We’re starting a weekly newspaper.

Whew. That feels better.

(Now, those of you who receive our Daily LINK email newsletter already knew that, but for everyone else, this is news.)

Starting Nov. 18, everyone in Northern Kentucky is going to have the opportunity to subscribe to a robust, information-packed, county-specific weekly newspaper.

We’re taking our bi-monthly format and expanding it — producing in-depth stories, news briefs, sports, arts, and a crossword puzzle and sudoku — every single week. We’re even bringing back the Kentucky Post’s beloved Town Crier.

You may be asking why, in the year of our Lord 2022, we would make a pivot to a more-frequent print product. But the answer is simple.

Northern Kentucky deserves it.

Back in May, the Gannett company (owners of the Cincinnati Enquirer and USA Today, among other papers) decided to shut down the Recorder papers, eliminating the last vestige of a true Northern Kentucky print newspaper. (I think we can all agree that the “Kentucky” Enquirer is not that.)

Part of a nationwide cost-cutting move, Gannett shut down those papers, which had served the NKY Metro for decades, because they could no longer staff them, or spend money printing them. That’s despite the fact that they were receiving huge amounts of mandatory advertising revenue from the municipalities and public organizations required by Kentucky statute to advertise every week.

Gannett may have shut down those papers and eliminated their expenses, but they didn’t give up the revenue. Our NKY Metro is sending hundreds of thousands of dollars a year in mandatory advertising spend off to Gannett corporate — and none of that is being invested back into the Northern Kentucky community.

There are 405,000 people in NKY, and growing. Boone County is the fastest-growing part of the Cincinnati Metro. We have 36 cities in three counties, 17 school districts, nearly two dozen police departments, hundreds of companies employing thousands of people.

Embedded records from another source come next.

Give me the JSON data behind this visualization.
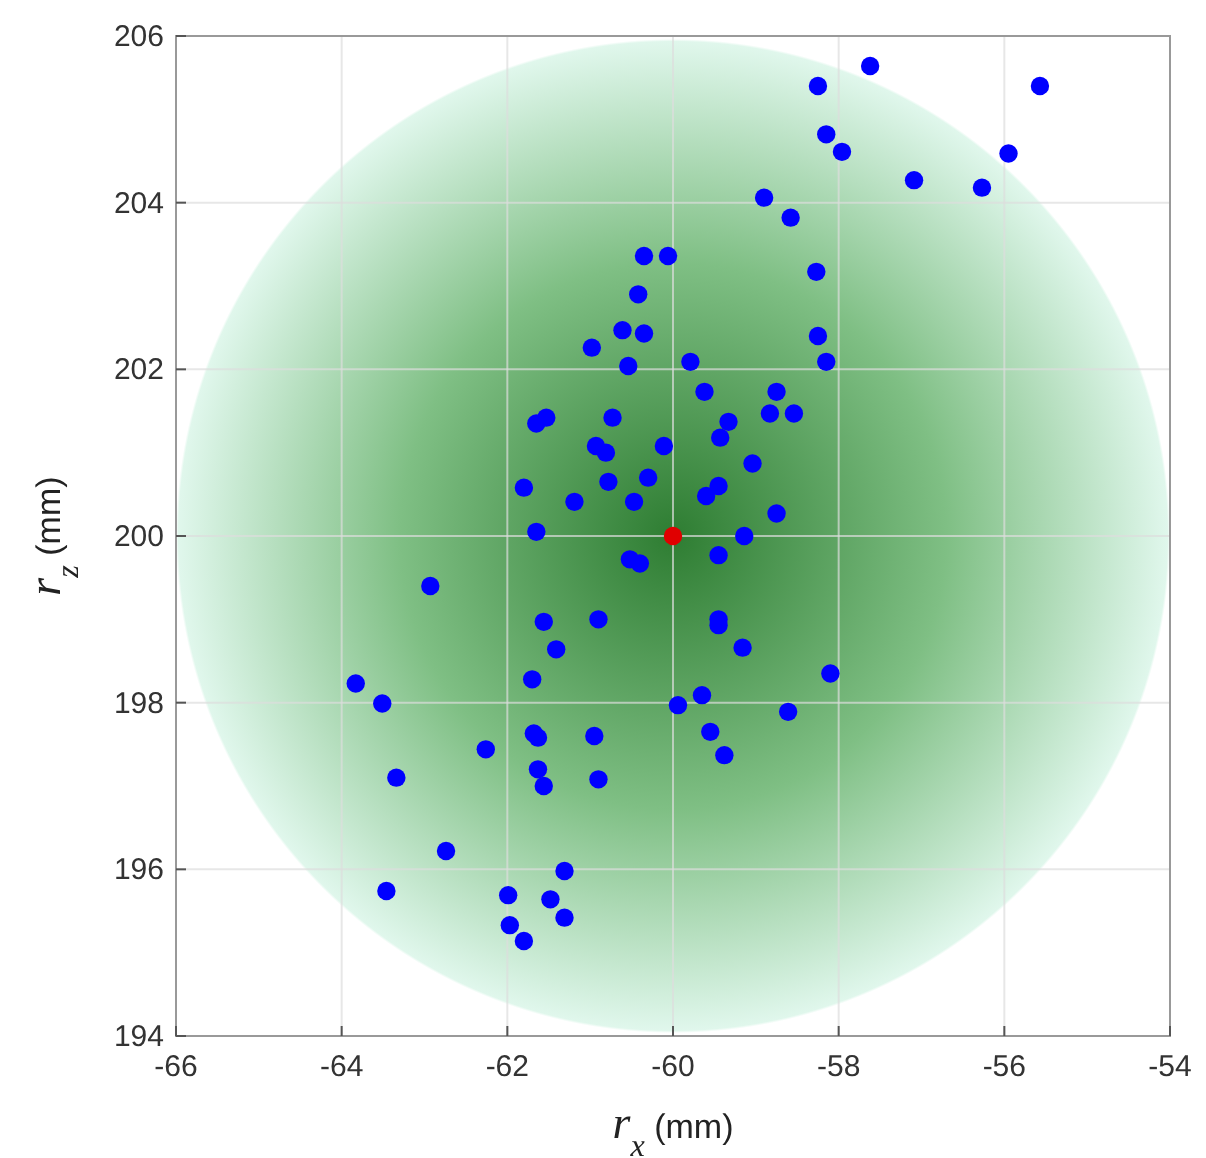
{
  "chart_data": {
    "type": "scatter",
    "xlabel": "r$_{x}$ (mm)",
    "ylabel": "r$_{z}$ (mm)",
    "xlim": [
      -66,
      -54
    ],
    "ylim": [
      194,
      206
    ],
    "xticks": [
      -66,
      -64,
      -62,
      -60,
      -58,
      -56,
      -54
    ],
    "yticks": [
      194,
      196,
      198,
      200,
      202,
      204,
      206
    ],
    "grid": true,
    "marker": "circle",
    "series": [
      {
        "color": "#0000ff",
        "x": [
          -60.35,
          -60.06,
          -60.42,
          -60.61,
          -60.35,
          -60.98,
          -60.54,
          -61.65,
          -61.53,
          -60.73,
          -60.11,
          -60.93,
          -60.81,
          -60.78,
          -60.3,
          -61.8,
          -61.19,
          -60.47,
          -61.65,
          -57.62,
          -58.25,
          -55.57,
          -58.15,
          -57.96,
          -55.95,
          -57.09,
          -56.27,
          -58.9,
          -58.58,
          -58.27,
          -58.25,
          -58.15,
          -59.79,
          -59.62,
          -58.75,
          -58.83,
          -58.54,
          -59.33,
          -59.43,
          -59.04,
          -59.45,
          -59.6,
          -58.75,
          -59.14,
          -60.52,
          -60.4,
          -62.93,
          -61.56,
          -60.9,
          -61.41,
          -61.7,
          -63.83,
          -63.51,
          -61.68,
          -61.63,
          -60.95,
          -62.26,
          -61.63,
          -61.56,
          -60.9,
          -63.34,
          -62.74,
          -61.31,
          -63.46,
          -61.99,
          -61.48,
          -61.31,
          -61.97,
          -61.8,
          -59.45,
          -59.45,
          -59.45,
          -59.16,
          -58.1,
          -59.65,
          -59.94,
          -58.61,
          -59.55,
          -59.38
        ],
        "values": [
          203.36,
          203.36,
          202.9,
          202.47,
          202.43,
          202.26,
          202.04,
          201.35,
          201.42,
          201.42,
          201.08,
          201.08,
          201.0,
          200.65,
          200.7,
          200.58,
          200.41,
          200.41,
          200.05,
          205.64,
          205.4,
          205.4,
          204.82,
          204.61,
          204.59,
          204.27,
          204.18,
          204.06,
          203.82,
          203.17,
          202.4,
          202.09,
          202.09,
          201.73,
          201.73,
          201.47,
          201.47,
          201.37,
          201.18,
          200.87,
          200.6,
          200.48,
          200.27,
          200.0,
          199.72,
          199.67,
          199.4,
          198.97,
          199.0,
          198.64,
          198.28,
          198.23,
          197.99,
          197.63,
          197.58,
          197.6,
          197.44,
          197.2,
          197.0,
          197.08,
          197.1,
          196.22,
          195.98,
          195.74,
          195.69,
          195.64,
          195.42,
          195.33,
          195.14,
          199.77,
          199.0,
          198.93,
          198.66,
          198.35,
          198.09,
          197.97,
          197.89,
          197.65,
          197.37
        ]
      },
      {
        "color": "#e00000",
        "x": [
          -60
        ],
        "values": [
          200
        ]
      }
    ]
  }
}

And Northern Kentucky doesn’t have a regular, weekly print paper that covers the news, sports, arts, and entertainment that happen on this side of the river.

That’s flat wrong, and we’re going to fix it.

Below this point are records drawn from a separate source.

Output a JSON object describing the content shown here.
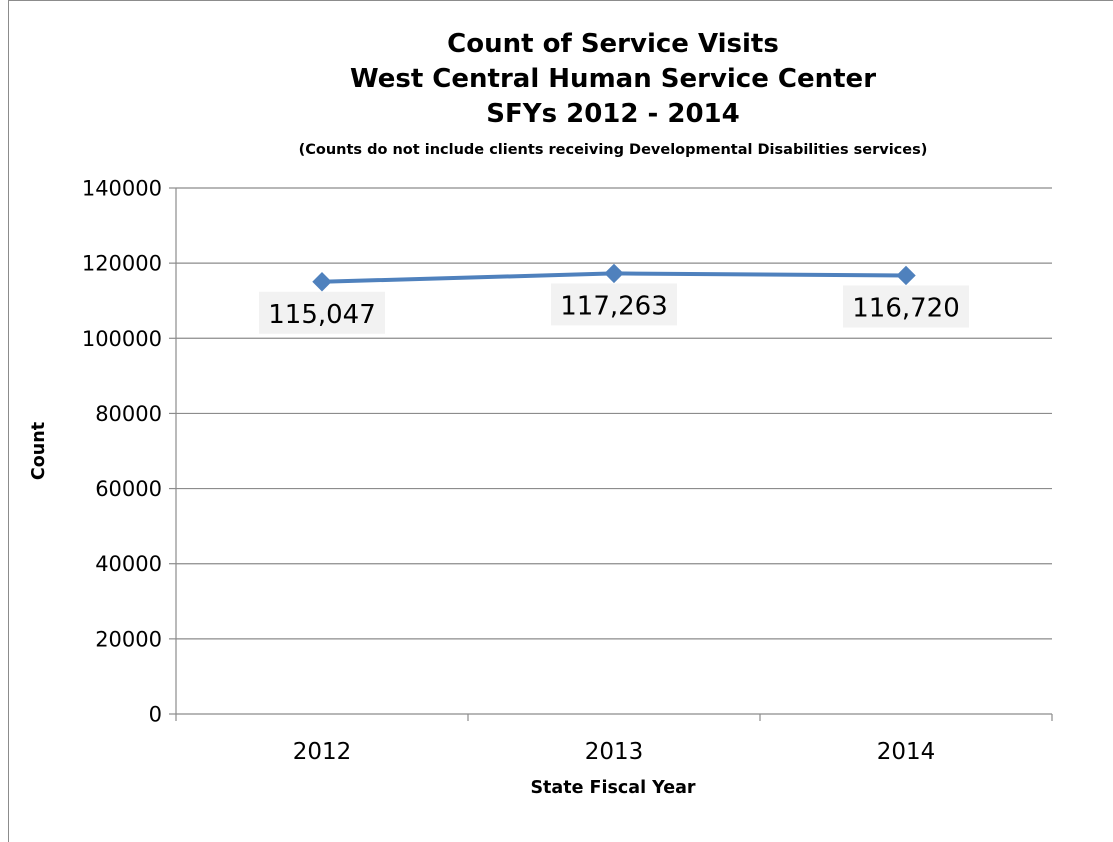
{
  "chart_data": {
    "type": "line",
    "title_lines": [
      "Count of Service Visits",
      "West Central Human Service Center",
      "SFYs 2012 - 2014"
    ],
    "subtitle": "(Counts do not include clients receiving Developmental Disabilities services)",
    "xlabel": "State Fiscal Year",
    "ylabel": "Count",
    "categories": [
      "2012",
      "2013",
      "2014"
    ],
    "series": [
      {
        "values": [
          115047,
          117263,
          116720
        ],
        "data_labels": [
          "115,047",
          "117,263",
          "116,720"
        ],
        "color": "#4f81bd",
        "marker": "diamond"
      }
    ],
    "ylim": [
      0,
      140000
    ],
    "yticks": [
      "0",
      "20000",
      "40000",
      "60000",
      "80000",
      "100000",
      "120000",
      "140000"
    ],
    "grid": true,
    "legend": "none"
  }
}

LINK exists to bring the people of NKY the news of NKY in whatever form that takes – our paywall-free digital site, our audio products, our live election forums, and now, our weekly newspaper. No matter how you get your news, we’re going to figure out a way to get it to you.

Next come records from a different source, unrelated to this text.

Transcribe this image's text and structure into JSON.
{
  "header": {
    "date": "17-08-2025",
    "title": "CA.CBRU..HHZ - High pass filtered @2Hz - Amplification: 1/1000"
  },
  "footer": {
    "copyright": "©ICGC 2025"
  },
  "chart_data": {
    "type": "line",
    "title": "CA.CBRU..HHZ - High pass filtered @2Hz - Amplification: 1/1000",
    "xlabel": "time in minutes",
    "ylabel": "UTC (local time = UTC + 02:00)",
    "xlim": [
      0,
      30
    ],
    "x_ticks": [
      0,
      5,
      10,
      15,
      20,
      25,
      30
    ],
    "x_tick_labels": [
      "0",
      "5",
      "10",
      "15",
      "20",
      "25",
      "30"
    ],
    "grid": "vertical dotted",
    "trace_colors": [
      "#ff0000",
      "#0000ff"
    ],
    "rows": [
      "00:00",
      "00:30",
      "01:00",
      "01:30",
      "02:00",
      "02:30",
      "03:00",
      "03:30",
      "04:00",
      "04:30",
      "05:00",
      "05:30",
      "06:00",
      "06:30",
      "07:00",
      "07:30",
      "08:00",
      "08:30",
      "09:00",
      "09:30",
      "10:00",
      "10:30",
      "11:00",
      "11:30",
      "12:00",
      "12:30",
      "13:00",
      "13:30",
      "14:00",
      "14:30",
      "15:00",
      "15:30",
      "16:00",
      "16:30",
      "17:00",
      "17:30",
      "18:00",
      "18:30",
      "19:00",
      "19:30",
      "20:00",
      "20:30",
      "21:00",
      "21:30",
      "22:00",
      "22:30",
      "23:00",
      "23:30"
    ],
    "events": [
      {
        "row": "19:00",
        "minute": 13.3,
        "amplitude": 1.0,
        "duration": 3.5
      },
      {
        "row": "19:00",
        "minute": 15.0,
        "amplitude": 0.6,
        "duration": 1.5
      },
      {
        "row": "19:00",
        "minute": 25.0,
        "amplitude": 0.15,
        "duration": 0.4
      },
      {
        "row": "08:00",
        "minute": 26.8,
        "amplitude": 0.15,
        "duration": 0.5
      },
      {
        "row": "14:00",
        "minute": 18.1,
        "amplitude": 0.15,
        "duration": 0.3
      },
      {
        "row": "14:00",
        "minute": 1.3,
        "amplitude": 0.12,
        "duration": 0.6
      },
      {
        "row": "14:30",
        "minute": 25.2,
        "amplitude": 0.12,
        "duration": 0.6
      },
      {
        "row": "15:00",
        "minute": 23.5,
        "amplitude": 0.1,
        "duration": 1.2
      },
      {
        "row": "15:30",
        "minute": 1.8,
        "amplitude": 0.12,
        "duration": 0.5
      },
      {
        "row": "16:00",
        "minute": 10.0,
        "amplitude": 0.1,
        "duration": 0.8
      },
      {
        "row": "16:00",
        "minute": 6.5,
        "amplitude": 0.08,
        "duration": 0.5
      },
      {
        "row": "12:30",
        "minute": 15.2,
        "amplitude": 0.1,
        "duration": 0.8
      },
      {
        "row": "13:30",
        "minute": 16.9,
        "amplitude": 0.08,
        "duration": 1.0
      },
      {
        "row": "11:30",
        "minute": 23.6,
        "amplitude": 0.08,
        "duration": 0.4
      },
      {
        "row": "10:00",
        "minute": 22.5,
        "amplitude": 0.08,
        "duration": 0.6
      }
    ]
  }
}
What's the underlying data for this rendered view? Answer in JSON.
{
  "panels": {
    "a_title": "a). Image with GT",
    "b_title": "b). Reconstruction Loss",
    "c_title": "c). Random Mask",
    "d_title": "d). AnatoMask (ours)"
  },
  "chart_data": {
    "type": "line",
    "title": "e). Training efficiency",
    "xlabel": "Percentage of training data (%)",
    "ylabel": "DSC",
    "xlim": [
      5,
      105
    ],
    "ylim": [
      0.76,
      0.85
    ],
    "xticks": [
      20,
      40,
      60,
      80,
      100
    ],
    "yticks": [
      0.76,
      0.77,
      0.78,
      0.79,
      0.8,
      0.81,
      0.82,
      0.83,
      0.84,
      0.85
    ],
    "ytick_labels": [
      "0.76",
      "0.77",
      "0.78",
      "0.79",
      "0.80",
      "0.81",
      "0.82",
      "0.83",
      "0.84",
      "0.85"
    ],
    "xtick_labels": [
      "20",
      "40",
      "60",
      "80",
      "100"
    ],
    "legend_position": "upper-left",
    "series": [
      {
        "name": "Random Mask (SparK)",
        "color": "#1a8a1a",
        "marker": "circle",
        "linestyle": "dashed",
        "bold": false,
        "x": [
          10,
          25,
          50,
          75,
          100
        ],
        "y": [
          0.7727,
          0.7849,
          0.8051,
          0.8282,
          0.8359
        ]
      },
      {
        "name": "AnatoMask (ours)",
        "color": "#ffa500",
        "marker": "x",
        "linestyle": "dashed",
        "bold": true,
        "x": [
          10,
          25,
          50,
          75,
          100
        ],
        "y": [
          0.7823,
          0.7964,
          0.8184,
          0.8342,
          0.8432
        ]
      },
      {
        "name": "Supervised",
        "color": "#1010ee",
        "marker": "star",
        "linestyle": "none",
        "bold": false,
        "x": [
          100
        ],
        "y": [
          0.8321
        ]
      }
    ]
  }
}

Because we want everyone to have a chance to get this weekly paper, we’re making it very affordable (Kentucky statute requires paid subscriptions, so we can’t just give it away every week). A subscription costs just $25 for the first year, and $50 a year after that. People can also give gift subscriptions for the same price, if you know someone who would love to get the paper every week.

NKY deserves to have its story told, in all forms. The LINK Reader will be the weekly paper that tells that story.